With over 1,800 GCCs, India now hosts more than half of the world’s total, and this number is expected to climb to 2,400 by 2030, according to estimates by EY. Tier-II cities are increasingly joining this wave, pushing India’s domestic GCC market towards an estimated $110 billion by 2030.
Giant gap
The combined global revenue of the Big Four firms has risen from about $94 billion in 2009 to around $212 billion in 2024. With the global consulting and auditing industry valued at nearly $240 billion currently, the Big Four, therefore, account for the lion’s share of the market. Decades of global expansion, a deep base of multinational clients and a reputation for quality and scale have cemented this dominance.
Also, large talent pools, common methodologies and shared technology platforms have helped them ensure consistent service delivery worldwide. This global supremacy is mirrored in India’s consulting and auditing landscape as well. Revenues of the Indian arms are estimated to have crossed $5.4 billion in FY25, with growth outpacing the parent networks.
India’s largest listed companies rely heavily on the Big Four, along with Grant Thornton and BDO, with estimates suggesting they audit more than two-thirds of the Nifty 500 companies. Strong brand reputation and global credibility continue to draw Indian clients across sectors.
Fragmented market
In sharp contrast to the giant scale of the Big Four, Indian firms remain small and fragmented. Sample this: of the roughly 95,000 firms registered with the Institute of Chartered Accountants of India, nearly 70,000 are proprietorships or sole practitioners. Only about 400 have more than 10 partners, a fraction of the size of their global counterparts.
This lack of scale is further compounded by regulatory barriers. Current rules restrict the formation of multidisciplinary partnerships, preventing accountants, lawyers, actuaries and company secretaries from operating under a single firm structure. This limits collaboration and the ability to offer integrated, full-service solutions of the kind that international firms provide.
Strict regulations on advertising and branding further stifle growth, making it harder for domestic firms to build visibility and compete globally.
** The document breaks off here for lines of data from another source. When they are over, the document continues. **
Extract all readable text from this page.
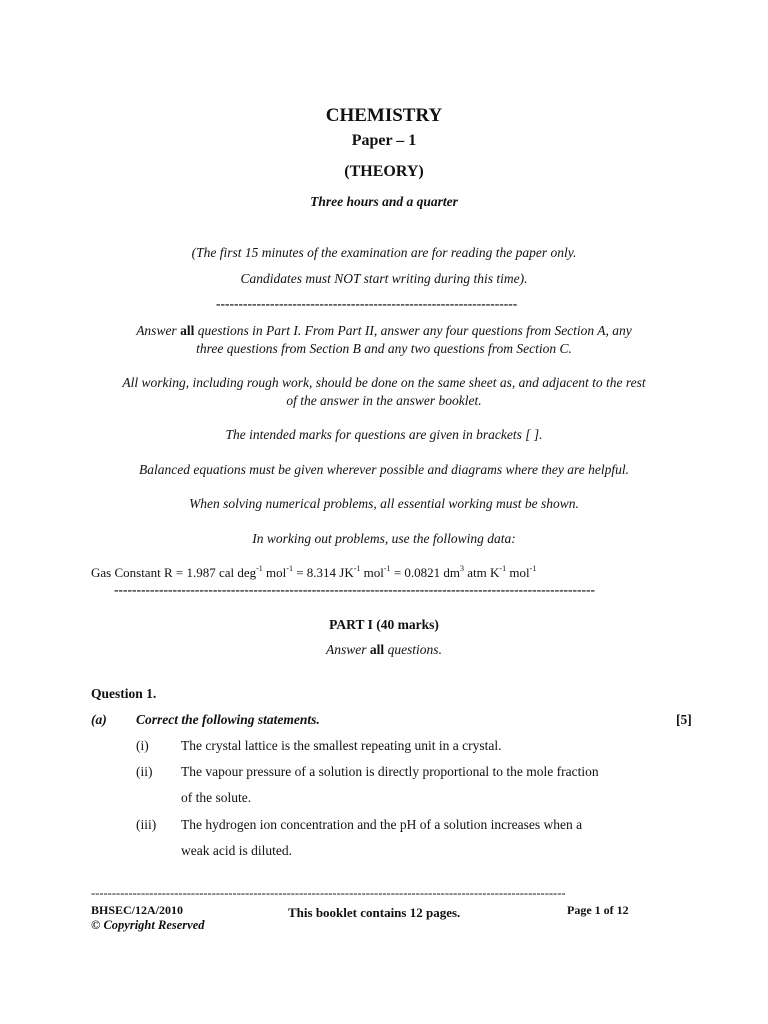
CHEMISTRY
Paper – 1
(THEORY)
Three hours and a quarter
(The first 15 minutes of the examination are for reading the paper only.
Candidates must NOT start writing during this time).
-------------------------------------------------------------------
Answer all questions in Part I. From Part II, answer any four questions from Section A, any
three questions from Section B and any two questions from Section C.
All working, including rough work, should be done on the same sheet as, and adjacent to the rest
of the answer in the answer booklet.
The intended marks for questions are given in brackets [ ].
Balanced equations must be given wherever possible and diagrams where they are helpful.
When solving numerical problems, all essential working must be shown.
In working out problems, use the following data:
Gas Constant R = 1.987 cal deg$^{-1}$ mol$^{-1}$ = 8.314 $JK^{-1}$ mol$^{-1}$ = 0.0821 $dm^3$ atm $K^{-1}$ mol$^{-1}$
-----------------------------------------------------------------------------------------------------------
PART I (40 marks)
Answer all questions.
Question 1.
(a) Correct the following statements.	[5]
(i) The crystal lattice is the smallest repeating unit in a crystal.
(ii) The vapour pressure of a solution is directly proportional to the mole fraction
of the solute.
(iii) The hydrogen ion concentration and the pH of a solution increases when a
weak acid is diluted.
------------------------------------------------------------------------------------------------------------------
BHSEC/12A/2010
© Copyright Reserved
This booklet contains 12 pages.	Page 1 of 12
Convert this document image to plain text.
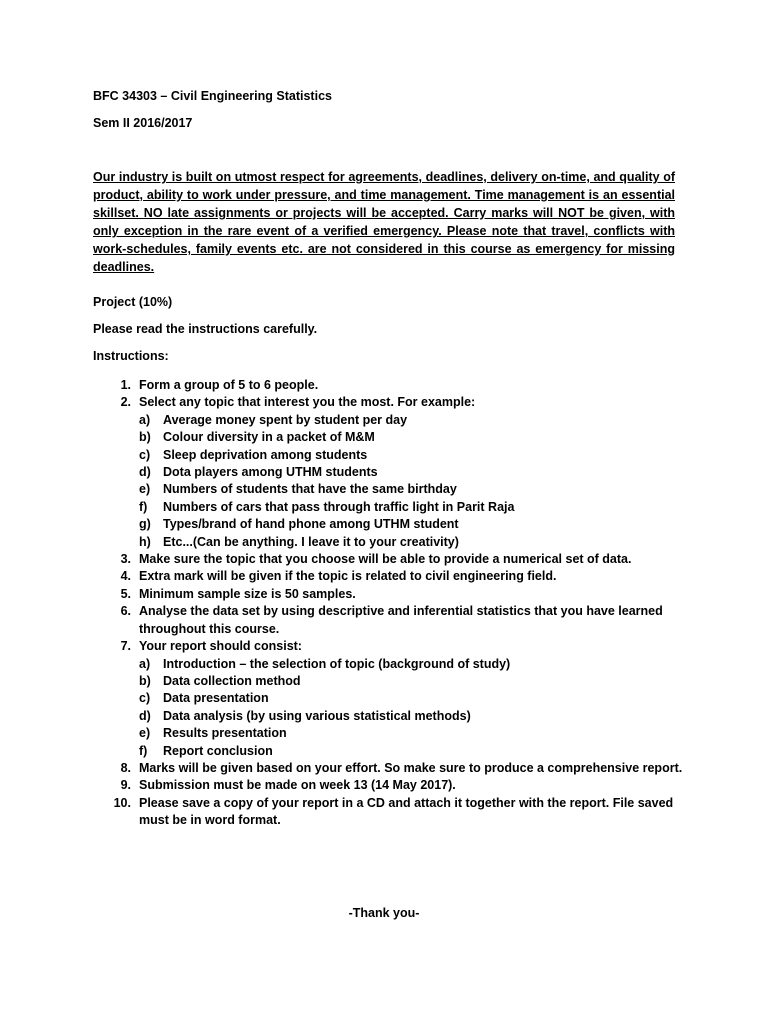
BFC 34303 – Civil Engineering Statistics
Sem II 2016/2017
Our industry is built on utmost respect for agreements, deadlines, delivery on-time, and quality of product, ability to work under pressure, and time management. Time management is an essential skillset. NO late assignments or projects will be accepted. Carry marks will NOT be given, with only exception in the rare event of a verified emergency. Please note that travel, conflicts with work-schedules, family events etc. are not considered in this course as emergency for missing deadlines.
Project (10%)
Please read the instructions carefully.
Instructions:
1. Form a group of 5 to 6 people.
2. Select any topic that interest you the most. For example:
a)	Average money spent by student per day
b) Colour diversity in a packet of M&M
c)	Sleep deprivation among students
d) Dota players among UTHM students
e)	Numbers of students that have the same birthday
f)	Numbers of cars that pass through traffic light in Parit Raja
g) Types/brand of hand phone among UTHM student
h) Etc...(Can be anything. I leave it to your creativity)
3. Make sure the topic that you choose will be able to provide a numerical set of data.
4. Extra mark will be given if the topic is related to civil engineering field.
5. Minimum sample size is 50 samples.
6. Analyse the data set by using descriptive and inferential statistics that you have learned throughout this course.
7. Your report should consist:
a)	Introduction – the selection of topic (background of study)
b) Data collection method
c)	Data presentation
d) Data analysis (by using various statistical methods)
e)	Results presentation
f)	Report conclusion
8. Marks will be given based on your effort. So make sure to produce a comprehensive report.
9. Submission must be made on week 13 (14 May 2017).
10. Please save a copy of your report in a CD and attach it together with the report. File saved must be in word format.
-Thank you-
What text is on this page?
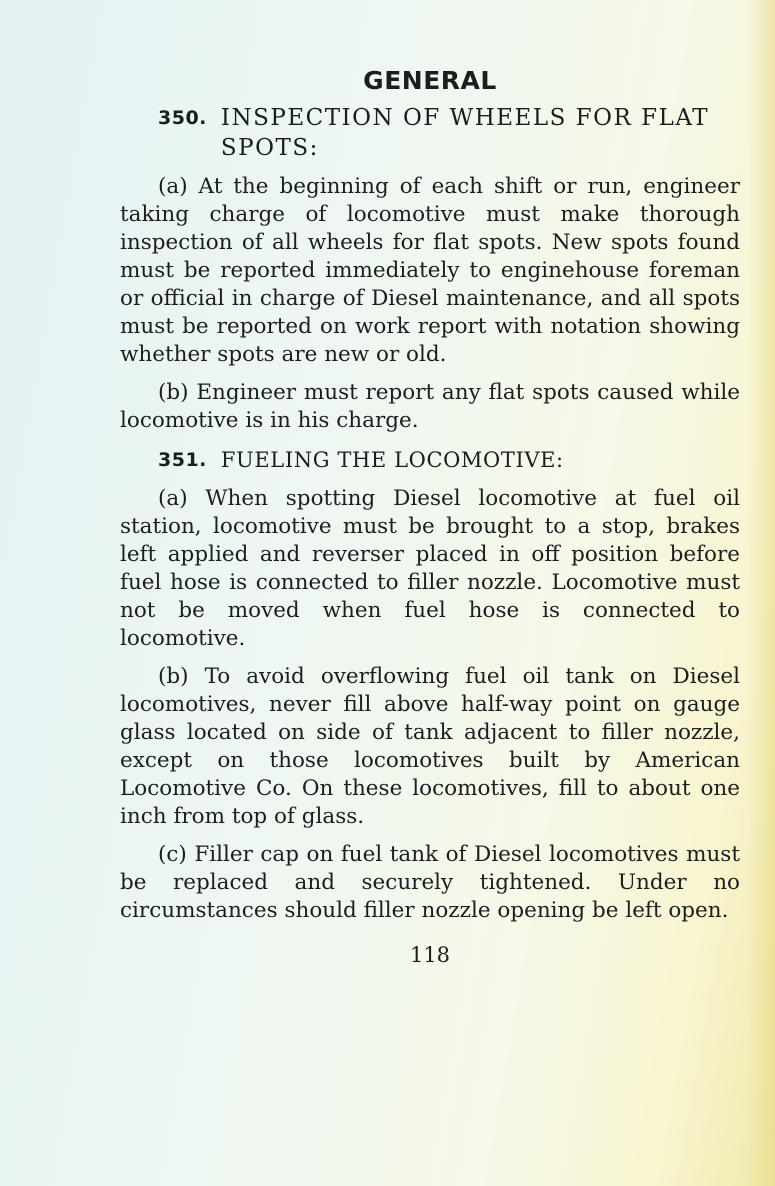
GENERAL
350. INSPECTION OF WHEELS FOR FLAT SPOTS:

(a) At the beginning of each shift or run, engineer taking charge of locomotive must make thorough inspection of all wheels for flat spots. New spots found must be reported immediately to enginehouse foreman or official in charge of Diesel maintenance, and all spots must be reported on work report with notation showing whether spots are new or old.

(b) Engineer must report any flat spots caused while locomotive is in his charge.

351. FUELING THE LOCOMOTIVE:

(a) When spotting Diesel locomotive at fuel oil station, locomotive must be brought to a stop, brakes left applied and reverser placed in off position before fuel hose is connected to filler nozzle. Locomotive must not be moved when fuel hose is connected to locomotive.

(b) To avoid overflowing fuel oil tank on Diesel locomotives, never fill above half-way point on gauge glass located on side of tank adjacent to filler nozzle, except on those locomotives built by American Locomotive Co. On these locomotives, fill to about one inch from top of glass.

(c) Filler cap on fuel tank of Diesel locomotives must be replaced and securely tightened. Under no circumstances should filler nozzle opening be left open.

118
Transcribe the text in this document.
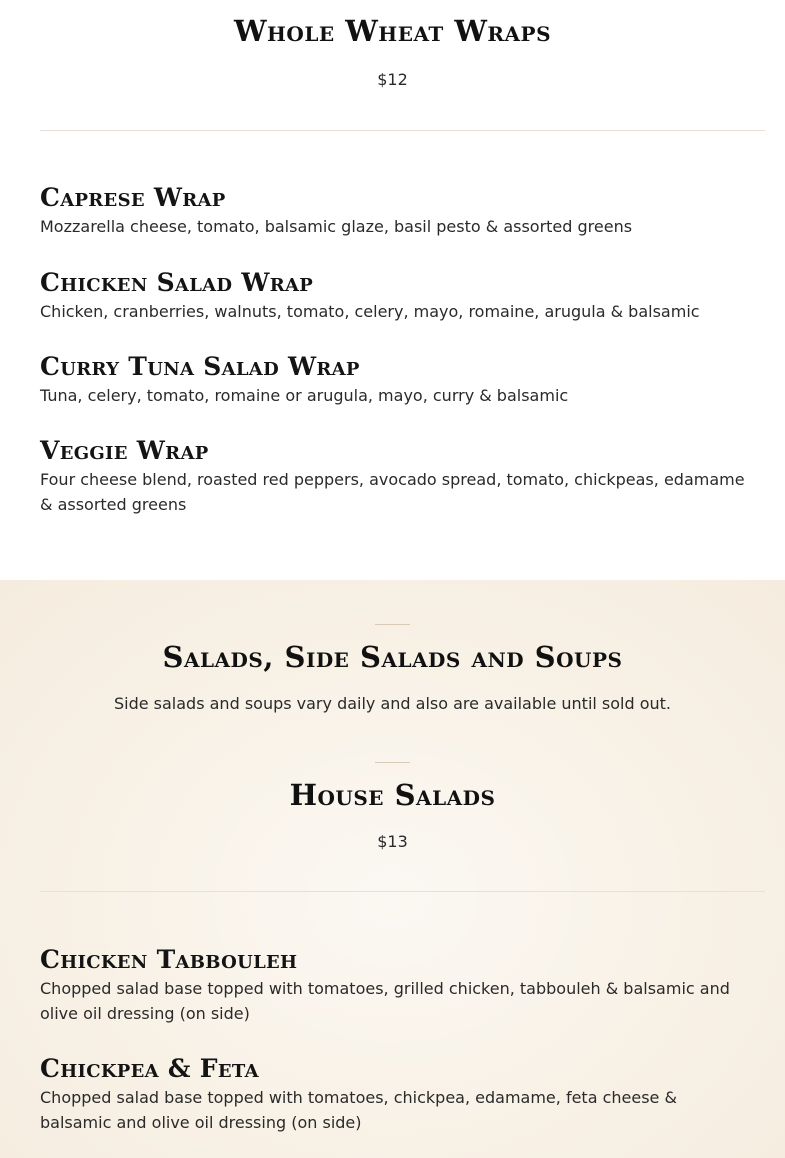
Whole Wheat Wraps

$12

Caprese Wrap

Mozzarella cheese, tomato, balsamic glaze, basil pesto & assorted greens

Chicken Salad Wrap

Chicken, cranberries, walnuts, tomato, celery, mayo, romaine, arugula & balsamic

Curry Tuna Salad Wrap

Tuna, celery, tomato, romaine or arugula, mayo, curry & balsamic

Veggie Wrap

Four cheese blend, roasted red peppers, avocado spread, tomato, chickpeas, edamame & assorted greens

Salads, Side Salads and Soups

Side salads and soups vary daily and also are available until sold out.

House Salads

$13

Chicken Tabbouleh

Chopped salad base topped with tomatoes, grilled chicken, tabbouleh & balsamic and olive oil dressing (on side)

Chickpea & Feta

Chopped salad base topped with tomatoes, chickpea, edamame, feta cheese & balsamic and olive oil dressing (on side)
Licensing adds another layer of complexity, with different regulators governing different professions and operating in silos, which further encourages fragmentation and weakens the competitive position of Indian firms.
AI apprehensions
India’s push to build its own globally competitive multi-disciplinary partnership firms comes at a time when the future of traditional high-skill services such as consulting is being reshaped by artificial intelligence (AI) and questions are being raised about the need for human consultants.
A recent experiment by Harvard Business School and Boston Consulting Group found that the AI tool GPT-4 can perform routine consulting tasks such as idea generation, market segmentation and report drafting with greater speed and accuracy than human consultants.
Further, AI can act as a powerful leveller by raising the baseline of consulting performance while also enabling higher performers to further enhance their efficiency. However, when it comes to advanced functions such as strategic recommendations, integrated judgment and solving complex business problems, human expertise remains essential.
As a result, consulting firms are shifting away from low-end, repetitive tasks and have begun looking for individuals who can take on higher-value, strategic work.
For India, building globally competitive firms will therefore require more than scale. It will demand investment in developing professionals who excel in advanced problem-solving and critical thinking, areas where human judgement will continue to remain critical.
Puneet Kumar Arora is an assistant professor of economics at Delhi Technological University. Jaydeep Mukherjee is a professor of economics at Shiv Nadar University, Chennai.